As it happened, Muirhead’s dismissal was negligible as Kris Doolan’s low shot creeped inside Robinson’s post to take the match to penalties and instigate a pitch invasion. It would be Robinson who capped Queen of the South’s perfect season, blocking Conrad Balatoni’s weak effort to ensure victory (the goalkeeper’s chicanery throughout the shoot-out also might have played a factor). In the aftermath, there was a cold acceptance from the Partick Thistle support – they did not deserve to win the tie.
The Challenge Cup, while being a very welcome distraction, is not Partick Thistle’s priority: the First Division championship is the coveted prize, with tomorrow night’s clash against Greenock Morton having taken on seismic proportions. The game was marked down long ago as the most important of the campaign for both teams, but it has since become the most important of this year’s SFL. With Divisions Two and Three having been virtually decided before a ball was even kicked, the contest for the First Division has been utterly enthralling.

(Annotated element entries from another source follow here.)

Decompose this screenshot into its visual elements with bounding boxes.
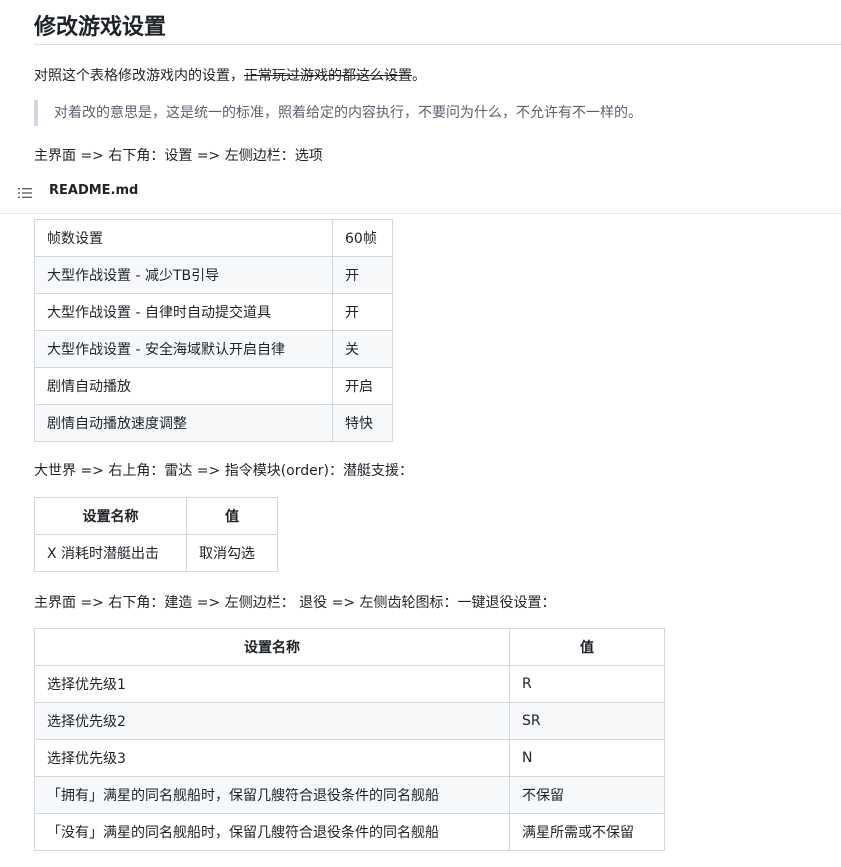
settings-table-1: 帧数设置 60帧 大型作战设置 - 减少TB引导开大型作战设置 - 自律时自动提交道… [34,219,393,442]
setting-value-cell: 取消勾选 [186,534,278,572]
setting-name-cell: 剧情自动播放 [34,367,333,405]
blockquote: 对着改的意思是，这是统一的标准，照着给定的内容执行，不要问为什么，不允许有不一样… [34,100,642,126]
setting-name-cell: 「没有」满星的同名舰船时，保留几艘符合退役条件的同名舰船 [34,813,510,851]
setting-value-cell: SR [509,702,665,740]
column-header-name: 设置名称 [34,497,187,535]
table-row: 选择优先级3 N [34,739,665,777]
table-row: 「没有」满星的同名舰船时，保留几艘符合退役条件的同名舰船 满星所需或不保留 [34,813,665,851]
settings-table-2: 设置名称 值 X 消耗时潜艇出击 取消勾选 [34,497,278,572]
setting-name-cell: 大型作战设置 - 安全海域默认开启自律 [34,330,333,368]
setting-value-cell: 不保留 [509,776,665,814]
setting-name-cell: X 消耗时潜艇出击 [34,534,187,572]
setting-name-cell: 帧数设置 [34,219,333,257]
table-row: 大型作战设置 - 减少TB引导开 [34,256,393,294]
page-title: 修改游戏设置 [34,15,167,40]
setting-value-cell: 满星所需或不保留 [509,813,665,851]
setting-name-cell: 选择优先级2 [34,702,510,740]
table-row: 选择优先级2 SR [34,702,665,740]
setting-value-cell: N [509,739,665,777]
settings-path-3: 主界面 => 右下角：建造 => 左侧边栏： 退役 => 左侧齿轮图标：一键退役… [34,595,556,611]
intro-text-end: 。 [412,68,426,84]
table-row: 选择优先级1 R [34,665,665,703]
table-row: X 消耗时潜艇出击 取消勾选 [34,534,278,572]
table-row: 剧情自动播放速度调整 特快 [34,404,393,442]
column-header-value: 值 [509,628,665,666]
file-name[interactable]: README.md [49,183,138,198]
setting-value-cell: 60帧 [332,219,393,257]
setting-value-cell: 开 [332,293,393,331]
setting-name-cell: 大型作战设置 - 减少TB引导 [34,256,333,294]
setting-value-cell: 开启 [332,367,393,405]
intro-text: 对照这个表格修改游戏内的设置， [34,68,244,84]
title-divider [34,44,841,45]
setting-value-cell: 开 [332,256,393,294]
settings-table-3: 设置名称 值 选择优先级1 R 选择优先级2 SR 选择优先级3 N 「拥有」满星的同名舰船… [34,628,665,851]
setting-name-cell: 选择优先级1 [34,665,510,703]
setting-value-cell: 关 [332,330,393,368]
setting-name-cell: 「拥有」满星的同名舰船时，保留几艘符合退役条件的同名舰船 [34,776,510,814]
intro-strikethrough-text: 正常玩过游戏的都这么设置 [244,68,412,84]
table-row: 大型作战设置 - 自律时自动提交道具开 [34,293,393,331]
file-header-bar: README.md [0,176,841,214]
column-header-name: 设置名称 [34,628,510,666]
setting-value-cell: 特快 [332,404,393,442]
setting-name-cell: 选择优先级3 [34,739,510,777]
setting-name-cell: 大型作战设置 - 自律时自动提交道具 [34,293,333,331]
table-row: 帧数设置 60帧 [34,219,393,257]
table-header-row: 设置名称 值 [34,628,665,666]
table-header-row: 设置名称 值 [34,497,278,535]
table-row: 大型作战设置 - 安全海域默认开启自律关 [34,330,393,368]
list-icon[interactable] [17,185,33,201]
intro-paragraph: 对照这个表格修改游戏内的设置，正常玩过游戏的都这么设置。 [34,65,426,85]
table-row: 剧情自动播放 开启 [34,367,393,405]
column-header-value: 值 [186,497,278,535]
table-row: 「拥有」满星的同名舰船时，保留几艘符合退役条件的同名舰船 不保留 [34,776,665,814]
setting-value-cell: R [509,665,665,703]
settings-path-1: 主界面 => 右下角：设置 => 左侧边栏：选项 [34,148,323,164]
setting-name-cell: 剧情自动播放速度调整 [34,404,333,442]
settings-path-2: 大世界 => 右上角：雷达 => 指令模块(order)：潜艇支援： [34,463,413,479]
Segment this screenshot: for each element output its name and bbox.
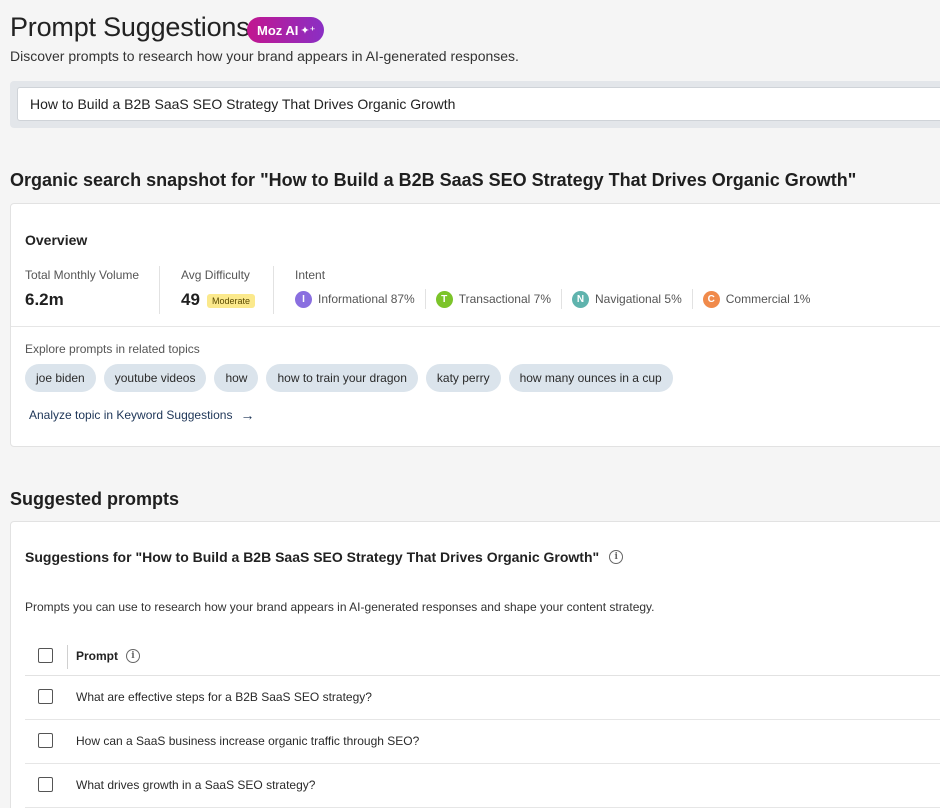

Morton will have been delighted by Sunday’s events. They will take on a team worn out, physically and mentally drained after the weekend’s exerts. Chris Erskine, Steven Lawless and Stuart Bannigan looked particularly leggy against Queens, and Muirhead, the cornerstone of an outstanding defence, was already going to miss out through suspension after a red card against Raith Rovers. Their desire to win cannot be questioned – the players need little motivation for such a game – but Alan Archibald must maintain their focus and put Sunday’s disappointment behind them. Thistle, with a game in hand, can increase their advantage over Morton to five points; lose, and the Greenock club will overtake them.
Archibald’s short spell as manager has so far been marked by excellence, with their outstanding league form debunking predictions that he was the wrong man for the job as little more than fanciful hokum. Tomorrow night is his biggest professional challenge and he, and his players, must keep their heads if they are to keep moving in the right direction.